Many of the American refugees, like Jane-Michelle Arc, a 47-year-old software engineer from San Francisco, are transgender. In April last year she flew into Schiphol airport in Amsterdam and, sobbing, asked a customs officer how to claim asylum. “And they laughed because: what’s this big dumb American doing here asking about asylum? And then they realised I was serious.”
Arc said the US had become such a hostile environment for trans people that she had stopped leaving the house “unless there was an Uber waiting outside”. She said she had been abused on the street and using the ladies’ toilets, and resolved to leave the country after a frightening incident when she feared a woman was going to run her over with her truck.
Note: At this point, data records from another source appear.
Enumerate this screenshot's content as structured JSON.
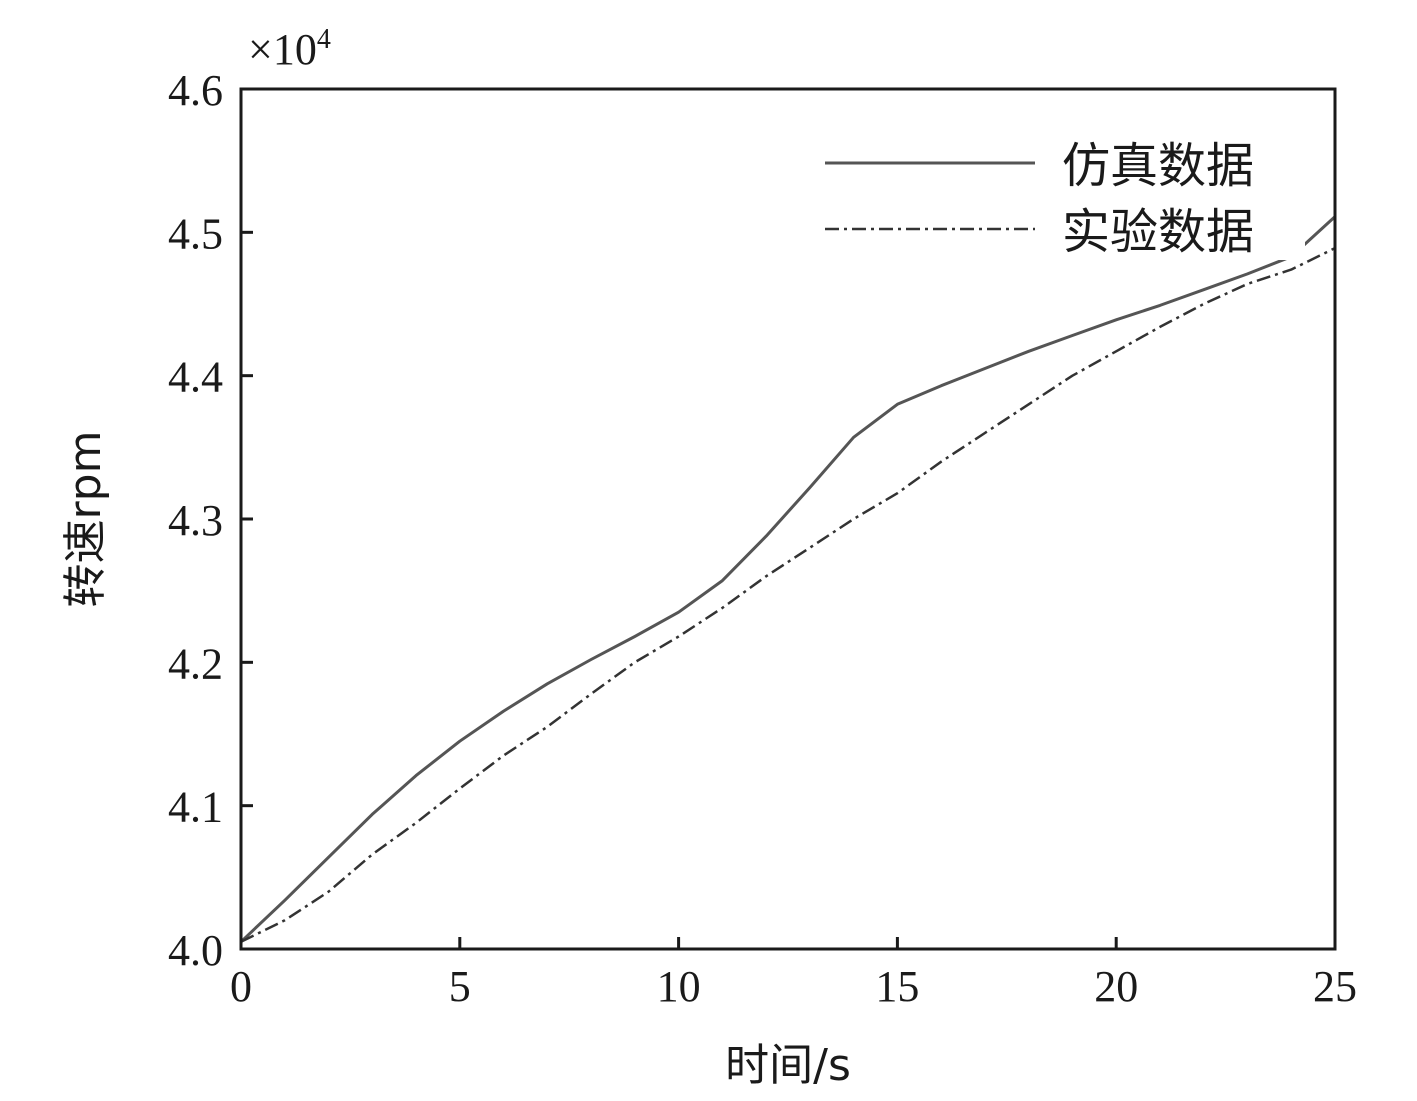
{
  "chart_data": {
    "type": "line",
    "title": "",
    "xlabel": "时间/s",
    "ylabel": "转速rpm",
    "y_multiplier": "×10",
    "y_multiplier_exponent": "4",
    "xlim": [
      0,
      25
    ],
    "ylim": [
      4.0,
      4.6
    ],
    "xticks": [
      0,
      5,
      10,
      15,
      20,
      25
    ],
    "yticks": [
      4.0,
      4.1,
      4.2,
      4.3,
      4.4,
      4.5,
      4.6
    ],
    "ytick_labels": [
      "4.0",
      "4.1",
      "4.2",
      "4.3",
      "4.4",
      "4.5",
      "4.6"
    ],
    "grid": false,
    "legend_position": "top-right",
    "series": [
      {
        "name": "仿真数据",
        "style": "solid",
        "color": "#555555",
        "x": [
          0,
          1,
          2,
          3,
          4,
          5,
          6,
          7,
          8,
          9,
          10,
          11,
          12,
          13,
          14,
          15,
          16,
          17,
          18,
          19,
          20,
          21,
          22,
          23,
          24,
          25
        ],
        "y": [
          4.005,
          4.034,
          4.064,
          4.094,
          4.121,
          4.145,
          4.166,
          4.185,
          4.202,
          4.218,
          4.235,
          4.257,
          4.288,
          4.322,
          4.357,
          4.38,
          4.393,
          4.405,
          4.417,
          4.428,
          4.439,
          4.449,
          4.46,
          4.471,
          4.483,
          4.511
        ]
      },
      {
        "name": "实验数据",
        "style": "dashdot",
        "color": "#333333",
        "x": [
          0,
          1,
          2,
          3,
          4,
          5,
          6,
          7,
          8,
          9,
          10,
          11,
          12,
          13,
          14,
          15,
          16,
          17,
          18,
          19,
          20,
          21,
          22,
          23,
          24,
          25
        ],
        "y": [
          4.005,
          4.02,
          4.04,
          4.066,
          4.088,
          4.112,
          4.135,
          4.155,
          4.178,
          4.2,
          4.218,
          4.238,
          4.26,
          4.28,
          4.3,
          4.318,
          4.34,
          4.36,
          4.38,
          4.4,
          4.417,
          4.434,
          4.45,
          4.464,
          4.474,
          4.489
        ]
      }
    ]
  }
}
Unfortunately, her case will almost surely be denied since the US has been designated a safe country by Dutch officials, and the trend in most of Europe, under pressure from racist voters and the surging popularity of fascism, is to make the already extremely strict asylum rules even stricter. In some cases (e.g. Denmark) refugee asylum has been all but abolished, in an egregious violation of treaties on assisting refugees (and preventing genocide).
The good news for people like Arc is that for US citizens it is overwhelmingly easier to obtain residency status legally in the EU in countries like the Netherlands, compared to getting a Green Card in the US. She probably should have figured that out before panicking and booking that flight.
Not only that, but there are states in the U.S. that are still relatively safe compared to the rest. Massachusetts, Vermont, Rhode Island… isn’t it easier to move there than to flee?
The places in the US that are safer for minorities are also the first places that will be targeted for Trump’s domestic military occupation. If you’re trans and paying attention to how things are playing out, those are the places you go to seek solidarity and fight, not to flee and seek asylum.
I feel for trans folks. Such an idiotic thing to fixate on them.
Oh but the pedophiles on certain files… sacred protection, right???
If you have money, sure, but the interviewed woman left San Francisco, which is a place most people would move to, if they were trying to escape violence.
If you are not top 10% going to live in poverty in Europe probably seems more attractive than living in poverty in a blue state.
deleted by creator
Especially being an IT professional and going to the Netherlands. DAFT visas, which are for entrepreneurs seem to be one of the most common ways to get into the EU.